19 February 2010

Reprint from Deus Providebit

This post is a reprint of the blog post that I recently made for the new blog designed for the Student Brothers of the Western Dominican Province.



Joy in Sorrow

After Christmas, I arrived in Albuquerque, New Mexico, for my yearly home visit to find both my grandmother and great grandmother in the hospital. Immediately, I went to see my grandmother released and then we both went to see her mother. I then spent the next two weeks sleeping on the floor of the hospital next to my great grandmother's bed until her death--for which I was present. This was not the first family death I had experienced, but it was the first death of a family member since I became a Dominican friar. Being a consecrated religious radically changed this joyful tragedy for me.
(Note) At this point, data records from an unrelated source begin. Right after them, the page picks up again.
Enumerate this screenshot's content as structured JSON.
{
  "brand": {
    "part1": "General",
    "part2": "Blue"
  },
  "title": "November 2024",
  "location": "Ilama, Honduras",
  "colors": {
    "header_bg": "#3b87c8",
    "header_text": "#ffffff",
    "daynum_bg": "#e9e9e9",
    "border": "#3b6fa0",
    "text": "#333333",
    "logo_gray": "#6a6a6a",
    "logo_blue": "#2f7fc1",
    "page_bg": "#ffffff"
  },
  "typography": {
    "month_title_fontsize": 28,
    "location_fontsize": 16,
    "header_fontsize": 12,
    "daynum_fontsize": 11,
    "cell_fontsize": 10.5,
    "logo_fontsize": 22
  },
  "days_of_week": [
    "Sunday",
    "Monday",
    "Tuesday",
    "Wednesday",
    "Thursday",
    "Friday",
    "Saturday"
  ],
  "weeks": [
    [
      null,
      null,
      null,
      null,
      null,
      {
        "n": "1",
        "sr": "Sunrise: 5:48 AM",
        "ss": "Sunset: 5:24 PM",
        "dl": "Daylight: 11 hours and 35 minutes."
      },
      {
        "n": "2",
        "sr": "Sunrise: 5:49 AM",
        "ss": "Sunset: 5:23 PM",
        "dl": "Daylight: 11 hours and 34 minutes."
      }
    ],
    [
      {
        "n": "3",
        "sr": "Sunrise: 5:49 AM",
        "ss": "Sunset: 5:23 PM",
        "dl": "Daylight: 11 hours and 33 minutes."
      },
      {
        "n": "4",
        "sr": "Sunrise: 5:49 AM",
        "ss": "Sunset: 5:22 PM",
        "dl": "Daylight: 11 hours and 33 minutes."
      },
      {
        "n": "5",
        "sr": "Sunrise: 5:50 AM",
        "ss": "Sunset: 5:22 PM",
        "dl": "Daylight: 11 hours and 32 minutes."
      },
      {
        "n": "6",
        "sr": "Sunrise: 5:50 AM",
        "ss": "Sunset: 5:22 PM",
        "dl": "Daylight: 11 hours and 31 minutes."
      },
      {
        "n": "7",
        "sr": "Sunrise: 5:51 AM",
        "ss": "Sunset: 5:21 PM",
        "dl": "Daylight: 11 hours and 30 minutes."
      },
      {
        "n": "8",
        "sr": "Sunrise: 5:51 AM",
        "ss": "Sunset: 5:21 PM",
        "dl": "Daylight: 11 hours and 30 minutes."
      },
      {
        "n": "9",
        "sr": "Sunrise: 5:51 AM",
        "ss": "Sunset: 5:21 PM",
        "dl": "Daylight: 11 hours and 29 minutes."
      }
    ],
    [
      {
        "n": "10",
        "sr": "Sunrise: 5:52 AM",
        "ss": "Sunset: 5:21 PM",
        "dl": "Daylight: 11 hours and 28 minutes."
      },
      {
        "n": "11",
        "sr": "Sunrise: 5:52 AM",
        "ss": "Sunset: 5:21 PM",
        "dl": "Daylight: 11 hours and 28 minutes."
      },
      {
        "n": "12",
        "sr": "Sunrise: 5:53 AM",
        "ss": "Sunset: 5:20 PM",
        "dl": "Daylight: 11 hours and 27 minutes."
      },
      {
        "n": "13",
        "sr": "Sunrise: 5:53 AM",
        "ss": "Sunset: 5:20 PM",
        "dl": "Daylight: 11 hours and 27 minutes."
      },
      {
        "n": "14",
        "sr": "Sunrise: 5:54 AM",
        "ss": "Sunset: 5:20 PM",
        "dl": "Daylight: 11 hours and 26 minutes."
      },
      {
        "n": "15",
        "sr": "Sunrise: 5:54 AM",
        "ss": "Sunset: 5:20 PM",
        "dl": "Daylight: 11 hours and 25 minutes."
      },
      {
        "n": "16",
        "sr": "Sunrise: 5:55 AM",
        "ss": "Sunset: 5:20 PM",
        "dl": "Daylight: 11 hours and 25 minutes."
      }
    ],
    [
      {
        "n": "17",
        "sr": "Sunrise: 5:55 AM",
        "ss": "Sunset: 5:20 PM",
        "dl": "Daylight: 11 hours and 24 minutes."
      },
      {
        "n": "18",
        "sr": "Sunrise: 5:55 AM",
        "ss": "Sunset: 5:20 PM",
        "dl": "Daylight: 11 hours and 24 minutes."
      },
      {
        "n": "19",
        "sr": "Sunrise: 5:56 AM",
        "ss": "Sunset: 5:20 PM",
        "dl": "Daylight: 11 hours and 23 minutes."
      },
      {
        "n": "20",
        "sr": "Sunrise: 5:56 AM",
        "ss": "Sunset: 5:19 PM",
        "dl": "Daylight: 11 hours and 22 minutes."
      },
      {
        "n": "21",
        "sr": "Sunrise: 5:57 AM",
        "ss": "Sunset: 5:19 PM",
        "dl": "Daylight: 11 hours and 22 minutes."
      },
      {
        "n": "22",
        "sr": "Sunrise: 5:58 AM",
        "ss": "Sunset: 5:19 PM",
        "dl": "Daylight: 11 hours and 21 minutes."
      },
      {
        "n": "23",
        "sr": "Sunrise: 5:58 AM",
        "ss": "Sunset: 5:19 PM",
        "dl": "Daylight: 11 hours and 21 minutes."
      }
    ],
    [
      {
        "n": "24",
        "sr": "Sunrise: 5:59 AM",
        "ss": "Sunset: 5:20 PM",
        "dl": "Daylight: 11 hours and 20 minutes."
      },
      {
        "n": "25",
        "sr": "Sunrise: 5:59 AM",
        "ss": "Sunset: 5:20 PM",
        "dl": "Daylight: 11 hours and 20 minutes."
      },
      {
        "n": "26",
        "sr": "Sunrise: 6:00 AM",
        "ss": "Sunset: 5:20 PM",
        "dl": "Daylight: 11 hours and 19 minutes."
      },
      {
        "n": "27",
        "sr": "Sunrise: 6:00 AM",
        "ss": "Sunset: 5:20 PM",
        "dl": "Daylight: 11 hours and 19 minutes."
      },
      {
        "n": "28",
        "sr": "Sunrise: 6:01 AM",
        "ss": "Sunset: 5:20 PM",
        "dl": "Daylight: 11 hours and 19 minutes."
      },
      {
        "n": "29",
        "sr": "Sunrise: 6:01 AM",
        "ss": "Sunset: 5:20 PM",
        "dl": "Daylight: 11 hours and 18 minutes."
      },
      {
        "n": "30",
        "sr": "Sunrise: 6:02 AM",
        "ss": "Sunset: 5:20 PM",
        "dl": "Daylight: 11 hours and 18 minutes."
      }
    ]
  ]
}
I was given the opportunity, by Christ, to be a witness to His promises simply by being present as a religious, leading prayer with and for my family.

During her convalescence the whole family and many friends came to visit my great grandmother in the hospital. Each occasion was filled with great grace. The most painful, but also the most beautiful, was when my great grandfather, her husband, was brought to visit her each day. We all shared moments of deep sorrow, but the time was mostly filled with the joy of being together. It was almost like a two-week long birthday party with great food and great company. We were so happy to be together that the nursing staff had to chastise us for our raucous behavior multiple times. Watching my family come together for this difficult moment in my great grandmother's life was its own blessing. Yet, because I was a religious, my family was not satisfied with me just "hanging out" with them. I was brought aside many times to give council on major issues and decisions. Many asked me the questions about the faith that they had always wanted to know. Some were able to get frustrations with the Church "off their chest" that they had been carrying around for years, or even decades. All this was accomplished because God had graced me with the gift of being a Dominican friar for my family--His family. For the moment, my hands were His hands and my tears were His tears.

The timing was perfect. It was God's providence this happened while I was visiting my home. It was God's mercy that my Order granted me all the time I needed with my family. It was through His abundant grace that I was a Dominican friar when this happened. And, it was an act of His infinite love that I was present to witness her last fully conscience moments and her soul's departure. This single opportunity, to be an instrument of God's love and mercy, has given my vows an unquantifiable value. On account of this I will be forever grateful to the Lord and my brother Dominicans for the grace of the Dominican life. If I accomplish nothing else in life as a Dominican, it will all have been worth this single, most sacred experience.

In your mercy remember the soul of Mary Agnes Alarid in your prayers. She had 93 earthly years. She was a wife for 78 years, an auxiliary of the Legion of Mary for 69 years, a mother of 4, grandmother, great grandmother, and great great grandmother. She died a faithful daughter of Holy Mother Church on 5 January 2010, the anniversary of the death of her first daughter, after receiving the Last Rites and the Apostolic Pardon.